65: ALBUM AMICORUM – SONNEWALDE – "DENKMAHL DER FREUNDSCHAFT"

(Rückentitel). Stammbuch des Friedrich Poeschke. Mit 55 Einträgen u. a. aus Crossen bei Zeitz, Düben, Eilenburg, Liebenburg, Luckau, Nickelsdorf, Sonnewalde und Zschepplin, dat. 1817-30. Qu.-8º (12,1 x 19,7 cm). Mit aquarelliertem Titel, 8 tls. ganzseit. aquarellierten Zeichnungen, lavierter Tuschezeichnung, Bleistiftzeichnung, je einer Stick – und einer Stoffbordüre, Stickbild auf Seide und 2 aquarellierten Bordüren. 110 nn. Bl. (einige weiß). Ldr. d. Zt. mit 2 Rsch. (oberes: Titel, unteres "F. M. Poeschke"), Rücken-, Deckel – und Stehkantenvg., auf dem Deckel dat. 1817, sowie dreiseit. Goldschnitt (Rücken alt und unter Verwendung alten Materials erneuert, etw. beschabt und bestoßen). (74)
Schätzpreis: 1.200,- €


Ein mit hübschen Bildbeiträgen versehenes Album aus der südlichen Mark Brandenburg, darunter eine ganze Reihe von Einträgen Bediensteter des Schlosses Sonnewalde. Der Renaissancebau erlebte in der Zeit unseres Albums als Residenz der Standesherrschaft Sonnewalde einen Neubeginn, nachdem das Schloss 1815 an Preußen gekommen und die bisherige regierende Solmser Linie 1814 ausgestorben war. Die Herrschaft mit Schloss wurde nun an die Linie zu Solms und Tecklenburg verlehnt.

Eingetragen haben sich u. a. ein Schlossjäger Wilhelm Ulbricht, ein Forstpraktikant Friedrich Ulbricht (wohl der Sohn), ein Revierförster, mehrere Mitglieder der offenbar dort beschäftigten Familien Göllnitz und Mund sowie ein August Höhnemann, der der Schwager des Eigners war. Förster war auch Friedrich Ferdinand Gastell, der sich in Nickelsdorf eingetragen hat, ein Johann Traugott Frey war Gärtner. Der Drechslermeister Heinrich August Spiess aus Luckau wäre heute wohl vergessen, wäre er nicht 1848 wegen "bedeutender Veruntreuung" zur Fahndung ausgeschrieben worden.
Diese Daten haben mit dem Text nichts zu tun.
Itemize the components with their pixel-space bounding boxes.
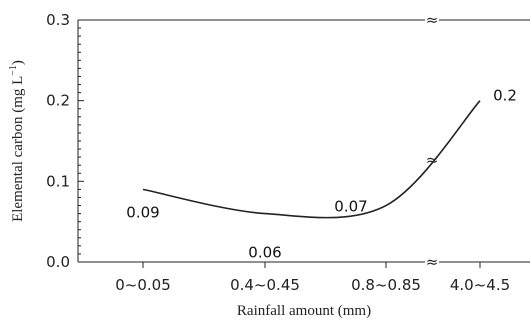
y-tick-label: 0.0: [46, 253, 70, 271]
y-axis-label: Elemental carbon (mg L−1): [8, 60, 26, 222]
data-labels: 0.09 0.06 0.07 0.2: [126, 87, 517, 262]
data-label: 0.2: [493, 87, 517, 105]
y-tick-label: 0.1: [46, 172, 70, 190]
y-ticks: 0.0 0.1 0.2 0.3: [46, 11, 84, 271]
axis-break-gap: [425, 154, 439, 166]
y-axis-label-close: ): [10, 60, 26, 65]
data-label: 0.07: [334, 198, 367, 216]
data-label: 0.06: [248, 244, 281, 262]
axis-break-mark: ≈: [426, 11, 439, 29]
x-axis-label: Rainfall amount (mm): [237, 303, 371, 319]
data-label: 0.09: [126, 203, 159, 221]
y-tick-label: 0.2: [46, 92, 70, 110]
axis-break-gap: [425, 256, 439, 268]
y-axis-label-sup: −1: [8, 65, 19, 76]
axis-break-gap: [425, 14, 439, 26]
axis-break-mark: ≈: [426, 253, 439, 271]
y-tick-label: 0.3: [46, 11, 70, 29]
axis-break-mark: ≈: [426, 151, 439, 169]
series-line: [142, 100, 481, 219]
x-tick-label: 4.0~4.5: [450, 276, 510, 294]
x-tick-label: 0.4~0.45: [230, 276, 300, 294]
x-ticks: 0~0.05 0.4~0.45 0.8~0.85 4.0~4.5: [115, 262, 510, 294]
x-tick-label: 0~0.05: [115, 276, 171, 294]
y-axis-label-main: Elemental carbon (mg L: [10, 76, 26, 222]
axis-breaks: ≈ ≈ ≈: [425, 11, 439, 271]
x-tick-label: 0.8~0.85: [351, 276, 421, 294]
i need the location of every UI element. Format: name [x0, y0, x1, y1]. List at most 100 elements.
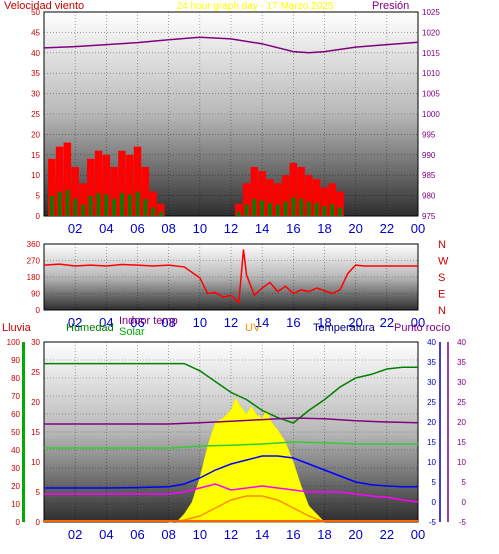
indoor-temp-label: Indoor temp	[119, 315, 178, 327]
compass-label: N	[438, 239, 446, 251]
humidity-tick-label: 25	[31, 368, 40, 377]
dewpoint-tick-label: 5	[462, 478, 467, 487]
wind-axis-label: Velocidad viento	[4, 0, 84, 12]
wind-average-bar	[81, 204, 85, 216]
x-tick-label: 16	[286, 315, 300, 330]
rain-tick-label: 100	[7, 338, 21, 347]
dewpoint-tick-label: 20	[457, 418, 466, 427]
panel-1-grid	[44, 11, 419, 217]
x-tick-label: 20	[348, 315, 362, 330]
wind-average-bar	[57, 191, 62, 216]
wind-average-bar	[120, 193, 124, 216]
wind-speed-bar	[250, 167, 259, 216]
solar-label: Solar	[119, 326, 145, 338]
x-tick-label: 22	[380, 221, 394, 236]
compass-label: S	[438, 272, 445, 284]
pressure-tick-label: 1000	[422, 110, 440, 119]
dewpoint-line	[44, 483, 419, 503]
wind-average-bar	[96, 193, 101, 216]
wind-tick-label: 20	[31, 130, 40, 139]
pressure-tick-label: 990	[422, 151, 436, 160]
wind-average-bar	[275, 204, 280, 216]
dewpoint-tick-label: 35	[457, 358, 466, 367]
pressure-tick-label: 995	[422, 130, 436, 139]
humidity-tick-label: 0	[36, 518, 41, 527]
wind-tick-label: 45	[31, 28, 40, 37]
wind-speed-bar	[87, 158, 95, 216]
panel-1-marks	[43, 36, 419, 216]
wind-average-bar	[88, 196, 93, 216]
pressure-tick-label: 1005	[422, 90, 440, 99]
wind-speed-bar	[102, 154, 111, 216]
x-tick-label: 12	[224, 527, 238, 542]
temperature-axis-label: Temperatura	[313, 322, 376, 334]
wind-average-bar	[330, 204, 335, 216]
wind-tick-label: 15	[31, 151, 40, 160]
temperature-tick-label: 5	[432, 478, 437, 487]
wind-speed-bar	[336, 191, 344, 216]
x-tick-label: 10	[193, 315, 207, 330]
dewpoint-tick-label: 25	[457, 398, 466, 407]
wind-average-bar	[322, 206, 327, 216]
temperature-tick-label: 0	[432, 498, 437, 507]
dewpoint-tick-label: 15	[457, 438, 466, 447]
wind-average-bar	[314, 203, 319, 216]
wind-average-bar	[268, 203, 272, 216]
wind-speed-bar	[305, 175, 313, 216]
x-tick-label: 06	[130, 221, 144, 236]
x-tick-label: 06	[130, 527, 144, 542]
wind-average-bar	[338, 207, 342, 216]
wind-tick-label: 35	[31, 69, 40, 78]
wind-speed-bar	[71, 167, 79, 216]
wind-speed-bar	[242, 183, 251, 216]
x-tick-label: 06	[130, 315, 144, 330]
wind-speed-bar	[79, 183, 87, 216]
rain-axis-label: Lluvia	[2, 322, 32, 334]
solar-line	[44, 441, 418, 449]
rain-tick-label: 10	[11, 500, 20, 509]
x-tick-label: 18	[317, 315, 331, 330]
x-tick-label: 02	[68, 527, 82, 542]
wind-speed-bar	[118, 150, 126, 216]
panel-3-marks	[22, 342, 449, 523]
wind-average-bar	[151, 207, 155, 216]
pressure-tick-label: 975	[422, 212, 436, 221]
wind-speed-bar	[94, 150, 103, 216]
rain-tick-label: 70	[11, 392, 20, 401]
x-tick-label: 00	[411, 315, 425, 330]
pressure-line	[43, 36, 419, 54]
wind-average-bar	[252, 198, 257, 216]
wind-speed-bar	[266, 179, 274, 216]
wind-tick-label: 50	[31, 8, 40, 17]
wind-speed-bar	[328, 183, 337, 216]
wind-speed-bar	[157, 203, 165, 216]
rain-tick-label: 60	[11, 410, 20, 419]
x-tick-label: 22	[380, 315, 394, 330]
chart-title: 24 hour graph day - 17 Marzo 2025	[177, 1, 334, 12]
dewpoint-tick-label: 30	[457, 378, 466, 387]
humidity-axis-label: Humedad	[66, 322, 114, 334]
panel-2-grid	[44, 243, 419, 311]
wind-tick-label: 25	[31, 110, 40, 119]
wind-average-bar	[127, 194, 132, 216]
wind-speed-bar	[235, 203, 243, 216]
dewpoint-tick-label: 40	[457, 338, 466, 347]
pressure-tick-label: 1025	[422, 8, 440, 17]
wind-tick-label: 10	[31, 171, 40, 180]
humidity-tick-label: 15	[31, 428, 40, 437]
wind-average-bar	[104, 194, 109, 216]
wind-speed-bar	[289, 162, 298, 216]
pressure-tick-label: 1010	[422, 69, 440, 78]
wind-average-bar	[244, 204, 249, 216]
pressure-tick-label: 980	[422, 192, 436, 201]
rain-axis-bar	[22, 342, 25, 522]
x-tick-label: 04	[99, 527, 113, 542]
wind-speed-bar	[63, 142, 72, 216]
compass-label: W	[438, 256, 449, 268]
panel-2-marks	[43, 249, 418, 305]
wind-speed-bar	[281, 175, 290, 216]
wind-average-bar	[159, 211, 163, 216]
x-tick-label: 10	[193, 527, 207, 542]
wind-speed-bar	[297, 167, 305, 216]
Die akademischen Inskribenten waren überwiegend Juristen bzw. Jurastudenten, die später meist in der Verwaltung Karriere gemacht haben, daneben auch Theologen, am bekanntesten wohl Gottlob Christian Stöhr, der 1833-1861 Oberpfarrer in der Kirchengemeinde Lippehne gewesen ist. Ein Johann Gottlieb Riehle war Kaufmann (Expedient). Er hat sich vor einem Freundschaftsmonument in vornehmer Kleidung dargestellt.

Aus den verschiedenen Einträgen lässt sich schließen, daß Poeschke Jurist und Verwaltungsbeamter in Sonnewalde gewesen ist. Seinen ersten Vornamen nennt der Eintrag, der auf den Titel folgt. Gestorben ist er wohl 1832 in Wittmannsdorf in der Märkischen Heide, wo in diesem Jahr auch sein Nachlass eine "Büdnernahrung" (ein ländliches Gutsanwesen) versteigert worden ist.

Die Bildbeigaben sind meist recht dekorativ, manche durchaus auch von Qualität. Der aquarellierte Titel "Der Freundschaft geweihet von Poeschke" stammt vom Eigner selbst. Häufiger kommt das Thema Memento mori vor, darunter eine etwas unheimliche Darstellung eines fliegenden Schmetterlings von unten, dessen einer Flügel so ausgeschnitten ist, dass beim Aufklappen auf dem Folgeblatt ein Totenschädel sichtbar wird. Ein ganzseitiges Sinnbild verdeutlicht den Segen Gottes über Stadt und Land. Originell auch ein Wachsoldat, dem auf die Frage "Wer da?" entgegnet wird: "Ihr Freund Heinrich Gössel". – Stellenw. mit Wasserrändern und verlaufenden Farben (bei dem Seidenstickbild mehrere Bl. betreffend), sonst meist nur leicht fleckig und gebräunt.